Murray Brewster, writing for CBC News, in an article datelined 15 Apr 19, says that “The politically charged competition to replace Canada’s aging fleet of fighter jets will rocket forward at the end of May as the federal government releases a long-anticipated, full-fledged tender call … [and, he reminds us] … There are four companies in the running: Saab of Sweden, Airbus Defence and Space out of Britain, and the American firms Boeing and Lockheed Martin … [and] … Once the request for proposals is released, the manufacturers will have until the end of the year to submit bids, defence and industry sources told CBC News.“
Most of Mr Brewster’s report is about the Swedish (Saab AB) JAS-39E Gripen fighter which is being offered …
… but as he notes, “The competition among manufacturers for Canada’s fighter jet business is expected to be intense … [and, in addition to Saab] … Lockheed Martin will again pitch its F-35 stealth fighter. Boeing is in line to offer the Super Hornet — a larger, more advanced version of the F-18. Airbus Military plans to offer its Eurofighter Typhoon.” I hope he will report on those bids, too, as they are made public.

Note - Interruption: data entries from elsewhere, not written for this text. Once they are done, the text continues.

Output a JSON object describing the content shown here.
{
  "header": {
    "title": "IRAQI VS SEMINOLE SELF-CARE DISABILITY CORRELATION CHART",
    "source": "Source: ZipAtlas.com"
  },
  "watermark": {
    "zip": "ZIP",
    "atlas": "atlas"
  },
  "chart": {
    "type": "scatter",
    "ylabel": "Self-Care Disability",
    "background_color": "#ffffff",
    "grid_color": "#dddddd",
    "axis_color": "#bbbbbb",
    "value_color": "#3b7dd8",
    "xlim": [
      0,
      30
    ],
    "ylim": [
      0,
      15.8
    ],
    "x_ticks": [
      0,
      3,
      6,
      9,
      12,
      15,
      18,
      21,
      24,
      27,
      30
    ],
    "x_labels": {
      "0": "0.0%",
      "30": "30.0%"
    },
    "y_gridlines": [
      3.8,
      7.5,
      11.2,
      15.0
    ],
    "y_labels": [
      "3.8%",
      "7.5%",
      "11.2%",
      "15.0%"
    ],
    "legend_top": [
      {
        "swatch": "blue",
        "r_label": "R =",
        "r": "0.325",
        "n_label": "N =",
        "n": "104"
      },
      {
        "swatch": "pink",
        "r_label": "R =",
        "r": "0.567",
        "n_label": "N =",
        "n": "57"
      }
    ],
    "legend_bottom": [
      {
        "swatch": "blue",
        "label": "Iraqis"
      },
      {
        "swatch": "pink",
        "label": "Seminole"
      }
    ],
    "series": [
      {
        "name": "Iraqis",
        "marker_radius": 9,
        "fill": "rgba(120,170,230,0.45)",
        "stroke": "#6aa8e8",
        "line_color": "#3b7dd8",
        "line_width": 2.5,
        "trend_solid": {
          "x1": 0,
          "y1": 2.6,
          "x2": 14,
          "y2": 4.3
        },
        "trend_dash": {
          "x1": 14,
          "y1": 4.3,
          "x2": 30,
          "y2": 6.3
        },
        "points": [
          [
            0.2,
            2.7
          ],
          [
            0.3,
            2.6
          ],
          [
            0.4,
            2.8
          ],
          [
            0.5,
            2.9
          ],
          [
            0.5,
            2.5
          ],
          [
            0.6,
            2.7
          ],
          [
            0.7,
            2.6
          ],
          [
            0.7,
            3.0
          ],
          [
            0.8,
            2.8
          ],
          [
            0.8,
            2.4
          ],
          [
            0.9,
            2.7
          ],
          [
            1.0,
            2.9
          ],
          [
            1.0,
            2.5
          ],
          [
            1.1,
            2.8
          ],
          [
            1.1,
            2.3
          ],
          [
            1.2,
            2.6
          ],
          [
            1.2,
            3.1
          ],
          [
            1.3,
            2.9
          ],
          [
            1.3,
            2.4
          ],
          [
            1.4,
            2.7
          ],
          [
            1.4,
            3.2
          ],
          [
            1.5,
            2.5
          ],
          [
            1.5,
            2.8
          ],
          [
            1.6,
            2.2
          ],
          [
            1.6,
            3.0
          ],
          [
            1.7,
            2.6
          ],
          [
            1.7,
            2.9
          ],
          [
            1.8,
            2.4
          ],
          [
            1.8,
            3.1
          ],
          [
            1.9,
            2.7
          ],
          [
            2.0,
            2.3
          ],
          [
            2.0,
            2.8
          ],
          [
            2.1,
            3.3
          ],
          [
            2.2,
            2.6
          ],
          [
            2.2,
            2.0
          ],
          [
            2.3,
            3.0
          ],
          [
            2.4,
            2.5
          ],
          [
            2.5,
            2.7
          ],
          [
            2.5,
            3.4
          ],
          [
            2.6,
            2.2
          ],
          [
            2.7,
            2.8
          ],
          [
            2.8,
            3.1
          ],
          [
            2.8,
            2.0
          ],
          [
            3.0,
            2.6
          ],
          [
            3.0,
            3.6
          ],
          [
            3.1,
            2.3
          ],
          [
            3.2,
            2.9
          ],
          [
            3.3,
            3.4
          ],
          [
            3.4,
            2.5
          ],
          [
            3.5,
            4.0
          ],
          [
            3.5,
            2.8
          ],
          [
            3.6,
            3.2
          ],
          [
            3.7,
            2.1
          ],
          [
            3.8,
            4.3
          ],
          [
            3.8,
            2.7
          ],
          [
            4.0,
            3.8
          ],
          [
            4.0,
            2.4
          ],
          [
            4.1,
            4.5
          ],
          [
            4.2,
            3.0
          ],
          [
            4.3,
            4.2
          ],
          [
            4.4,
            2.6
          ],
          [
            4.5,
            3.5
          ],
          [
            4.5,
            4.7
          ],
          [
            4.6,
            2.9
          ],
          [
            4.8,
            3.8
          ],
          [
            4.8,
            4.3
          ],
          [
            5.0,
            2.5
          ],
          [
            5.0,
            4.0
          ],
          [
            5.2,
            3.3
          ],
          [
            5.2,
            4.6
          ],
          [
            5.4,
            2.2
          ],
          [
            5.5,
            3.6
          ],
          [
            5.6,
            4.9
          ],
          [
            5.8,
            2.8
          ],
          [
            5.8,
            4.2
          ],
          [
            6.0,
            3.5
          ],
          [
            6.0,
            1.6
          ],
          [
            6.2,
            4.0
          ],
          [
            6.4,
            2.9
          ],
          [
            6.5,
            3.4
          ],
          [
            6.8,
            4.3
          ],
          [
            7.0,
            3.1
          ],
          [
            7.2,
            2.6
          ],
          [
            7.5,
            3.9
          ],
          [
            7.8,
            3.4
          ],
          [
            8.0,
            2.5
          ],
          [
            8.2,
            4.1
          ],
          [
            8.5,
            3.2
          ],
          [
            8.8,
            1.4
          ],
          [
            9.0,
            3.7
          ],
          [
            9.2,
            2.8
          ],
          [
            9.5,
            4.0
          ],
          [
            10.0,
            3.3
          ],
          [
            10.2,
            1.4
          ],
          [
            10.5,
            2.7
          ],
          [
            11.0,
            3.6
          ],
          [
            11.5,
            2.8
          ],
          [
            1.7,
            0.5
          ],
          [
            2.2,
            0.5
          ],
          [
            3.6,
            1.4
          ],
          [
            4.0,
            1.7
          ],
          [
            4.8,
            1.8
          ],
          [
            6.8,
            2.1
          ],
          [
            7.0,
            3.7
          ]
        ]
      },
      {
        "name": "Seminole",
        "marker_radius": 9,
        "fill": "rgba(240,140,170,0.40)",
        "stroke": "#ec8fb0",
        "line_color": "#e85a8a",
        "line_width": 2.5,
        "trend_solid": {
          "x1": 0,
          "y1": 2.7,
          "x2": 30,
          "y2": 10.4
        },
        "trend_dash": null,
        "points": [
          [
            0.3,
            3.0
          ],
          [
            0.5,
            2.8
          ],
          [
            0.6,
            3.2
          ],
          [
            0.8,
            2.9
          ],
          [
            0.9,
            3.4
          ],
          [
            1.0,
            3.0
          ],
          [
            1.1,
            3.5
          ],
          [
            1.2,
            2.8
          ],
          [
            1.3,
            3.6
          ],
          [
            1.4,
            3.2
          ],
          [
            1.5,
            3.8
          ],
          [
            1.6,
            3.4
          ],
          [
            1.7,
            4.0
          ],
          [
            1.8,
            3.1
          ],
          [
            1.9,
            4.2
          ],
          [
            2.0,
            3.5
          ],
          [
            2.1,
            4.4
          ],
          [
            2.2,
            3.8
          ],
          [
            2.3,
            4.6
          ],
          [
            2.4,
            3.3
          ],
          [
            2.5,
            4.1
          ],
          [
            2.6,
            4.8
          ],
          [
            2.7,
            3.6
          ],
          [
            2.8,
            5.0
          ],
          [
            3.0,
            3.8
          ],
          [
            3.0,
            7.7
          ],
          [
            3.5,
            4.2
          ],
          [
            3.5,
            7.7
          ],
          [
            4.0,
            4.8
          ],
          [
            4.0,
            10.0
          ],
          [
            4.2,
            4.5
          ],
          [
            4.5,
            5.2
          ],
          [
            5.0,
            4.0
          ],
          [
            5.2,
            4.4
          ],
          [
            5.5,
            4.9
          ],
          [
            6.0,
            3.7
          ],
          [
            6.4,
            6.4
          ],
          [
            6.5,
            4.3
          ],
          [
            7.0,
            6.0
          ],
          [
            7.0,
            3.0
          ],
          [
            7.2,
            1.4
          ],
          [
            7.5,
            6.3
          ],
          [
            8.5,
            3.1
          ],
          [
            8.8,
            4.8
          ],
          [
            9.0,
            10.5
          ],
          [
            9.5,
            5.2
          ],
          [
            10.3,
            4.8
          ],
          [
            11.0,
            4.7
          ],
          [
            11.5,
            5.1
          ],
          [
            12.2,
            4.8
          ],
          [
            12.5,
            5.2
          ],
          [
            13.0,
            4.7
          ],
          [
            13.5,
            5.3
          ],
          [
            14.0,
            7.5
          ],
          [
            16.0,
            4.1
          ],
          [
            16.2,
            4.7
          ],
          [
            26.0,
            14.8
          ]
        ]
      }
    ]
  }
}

As I have explained before, I am none of a fighter pilot, an aeronautical engineer or a defence procurement insider, so I, just like Harjit Sajjan and Justin Trudeau, have no idea which aircraft is best for Canada. I trust that the competition will be fair and open and I hope that, despite an academic study about which Murray Brewster reported back in January which says that Canada can afford new warships or new fighter plane, but not both at the same time, that we will find a way to afford more than a dozen new, first-rate warships and 88 new fighter jets, too.